Why does it work this way? It is related to R's lexical scoping. More details can be found in R's manual, or do help.search("scoping") in R.

Efficiency in R

One common criticism on R is on its performance. Yes, compare with some other programming languages, R is not designed to optimize for performance. But there are still lots of tricks (and pitfalls) in R that we can pay attention to improve its performance.

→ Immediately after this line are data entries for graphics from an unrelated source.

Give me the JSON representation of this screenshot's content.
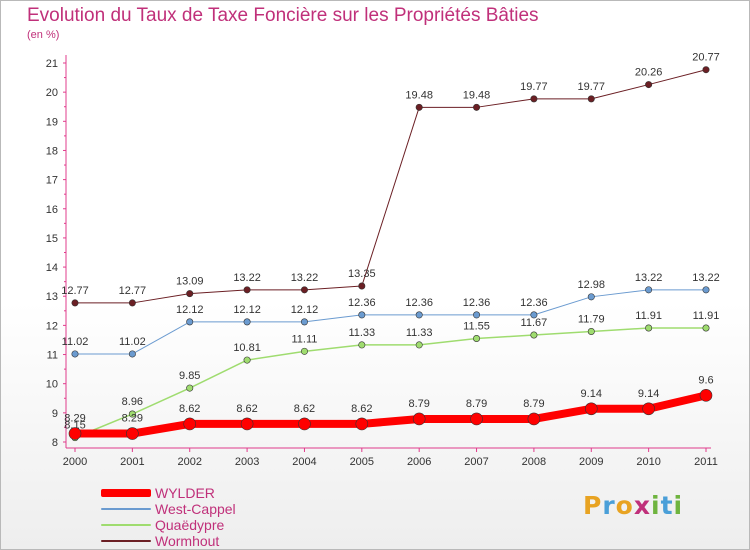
{
  "header": {
    "title": "Evolution du Taux de Taxe Foncière sur les Propriétés Bâties",
    "subtitle": "(en %)"
  },
  "logo": {
    "letters": [
      {
        "ch": "P",
        "color": "#e8a322"
      },
      {
        "ch": "r",
        "color": "#4a9fd8"
      },
      {
        "ch": "o",
        "color": "#e8a322"
      },
      {
        "ch": "x",
        "color": "#c0307a"
      },
      {
        "ch": "i",
        "color": "#6fb43f"
      },
      {
        "ch": "t",
        "color": "#4a9fd8"
      },
      {
        "ch": "i",
        "color": "#6fb43f"
      }
    ]
  },
  "chart_data": {
    "type": "line",
    "title": "Evolution du Taux de Taxe Foncière sur les Propriétés Bâties",
    "ylabel": "(en %)",
    "xlabel": "",
    "x": [
      "2000",
      "2001",
      "2002",
      "2003",
      "2004",
      "2005",
      "2006",
      "2007",
      "2008",
      "2009",
      "2010",
      "2011"
    ],
    "ylim": [
      8,
      21
    ],
    "yticks": [
      8,
      9,
      10,
      11,
      12,
      13,
      14,
      15,
      16,
      17,
      18,
      19,
      20,
      21
    ],
    "grid": false,
    "legend_position": "bottom-left",
    "series": [
      {
        "name": "Wormhout",
        "color": "#6b1f24",
        "width": 1,
        "values": [
          12.77,
          12.77,
          13.09,
          13.22,
          13.22,
          13.35,
          19.48,
          19.48,
          19.77,
          19.77,
          20.26,
          20.77
        ],
        "labels": [
          "12.77",
          "12.77",
          "13.09",
          "13.22",
          "13.22",
          "13.35",
          "19.48",
          "19.48",
          "19.77",
          "19.77",
          "20.26",
          "20.77"
        ]
      },
      {
        "name": "West-Cappel",
        "color": "#6b9bd0",
        "width": 1,
        "values": [
          11.02,
          11.02,
          12.12,
          12.12,
          12.12,
          12.36,
          12.36,
          12.36,
          12.36,
          12.98,
          13.22,
          13.22
        ],
        "labels": [
          "11.02",
          "11.02",
          "12.12",
          "12.12",
          "12.12",
          "12.36",
          "12.36",
          "12.36",
          "12.36",
          "12.98",
          "13.22",
          "13.22"
        ]
      },
      {
        "name": "Quaëdypre",
        "color": "#9fdc6f",
        "width": 1.5,
        "values": [
          8.15,
          8.96,
          9.85,
          10.81,
          11.11,
          11.33,
          11.33,
          11.55,
          11.67,
          11.79,
          11.91,
          11.91
        ],
        "labels": [
          "8.15",
          "8.96",
          "9.85",
          "10.81",
          "11.11",
          "11.33",
          "11.33",
          "11.55",
          "11.67",
          "11.79",
          "11.91",
          "11.91"
        ]
      },
      {
        "name": "WYLDER",
        "color": "#ff0000",
        "width": 8,
        "values": [
          8.29,
          8.29,
          8.62,
          8.62,
          8.62,
          8.62,
          8.79,
          8.79,
          8.79,
          9.14,
          9.14,
          9.6
        ],
        "labels": [
          "8.29",
          "8.29",
          "8.62",
          "8.62",
          "8.62",
          "8.62",
          "8.79",
          "8.79",
          "8.79",
          "9.14",
          "9.14",
          "9.6"
        ]
      }
    ],
    "legend": [
      {
        "name": "WYLDER",
        "color": "#ff0000"
      },
      {
        "name": "West-Cappel",
        "color": "#6b9bd0"
      },
      {
        "name": "Quaëdypre",
        "color": "#9fdc6f"
      },
      {
        "name": "Wormhout",
        "color": "#6b1f24"
      }
    ]
  }
}
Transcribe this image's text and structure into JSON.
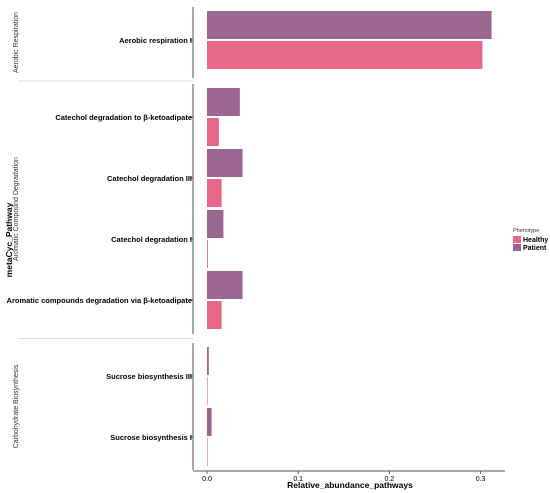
{
  "chart_data": {
    "type": "bar",
    "orientation": "horizontal",
    "title": "",
    "xlabel": "Relative_abundance_pathways",
    "ylabel": "metaCyc_Pathway",
    "xlim": [
      0,
      0.33
    ],
    "xticks": [
      0.0,
      0.1,
      0.2,
      0.3
    ],
    "xtick_labels": [
      "0.0",
      "0.1",
      "0.2",
      "0.3"
    ],
    "grid": false,
    "legend": {
      "title": "Phenotype",
      "position": "right",
      "entries": [
        {
          "name": "Healthy",
          "color": "#E8688A"
        },
        {
          "name": "Patient",
          "color": "#9B6690"
        }
      ]
    },
    "facets": [
      {
        "label": "Aerobic Respiration",
        "categories": [
          "Aerobic respiration I"
        ]
      },
      {
        "label": "Aromatic Compound Degradation",
        "categories": [
          "Catechol degradation to β-ketoadipate",
          "Catechol degradation III",
          "Catechol degradation I",
          "Aromatic compounds degradation via β-ketoadipate"
        ]
      },
      {
        "label": "Carbohydrate Biosynthesis",
        "categories": [
          "Sucrose biosynthesis III",
          "Sucrose biosynthesis I"
        ]
      }
    ],
    "series": [
      {
        "name": "Patient",
        "color": "#9B6690",
        "values": [
          0.312,
          0.036,
          0.039,
          0.018,
          0.039,
          0.002,
          0.005
        ]
      },
      {
        "name": "Healthy",
        "color": "#E8688A",
        "values": [
          0.302,
          0.013,
          0.016,
          0.001,
          0.016,
          0.0,
          0.0
        ]
      }
    ]
  }
}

When an object is passed into a function, it is not automatically copied to a new object, unless some modification of this object, or implicit declaration of a derivative object is needed inside the function. Therefore, please avoid unnecessary modification of a large object, or try to construct another large object based on it, since some seems-to-be-minor operation may actually trigger a lot of copy load. See example:

a <- rnorm(1e+09) # make a large object
fun1 <- function(vec) {
  mean(vec) + 1
}

fun2 <- function(vec) {
  mean(vec + 1)
}

> system.time(fun1(a))
   user  system elapsed 
  9.594  32.137 123.823 
> system.time(fun2(a))
   user  system elapsed 
 12.039  44.128 203.475 

The first function takes vec and scan it to calculate the mean. The second function first construct a new object vec + 1, and then pass that into the mean() function. When the vec object is large, computing vec + 1 is expensive.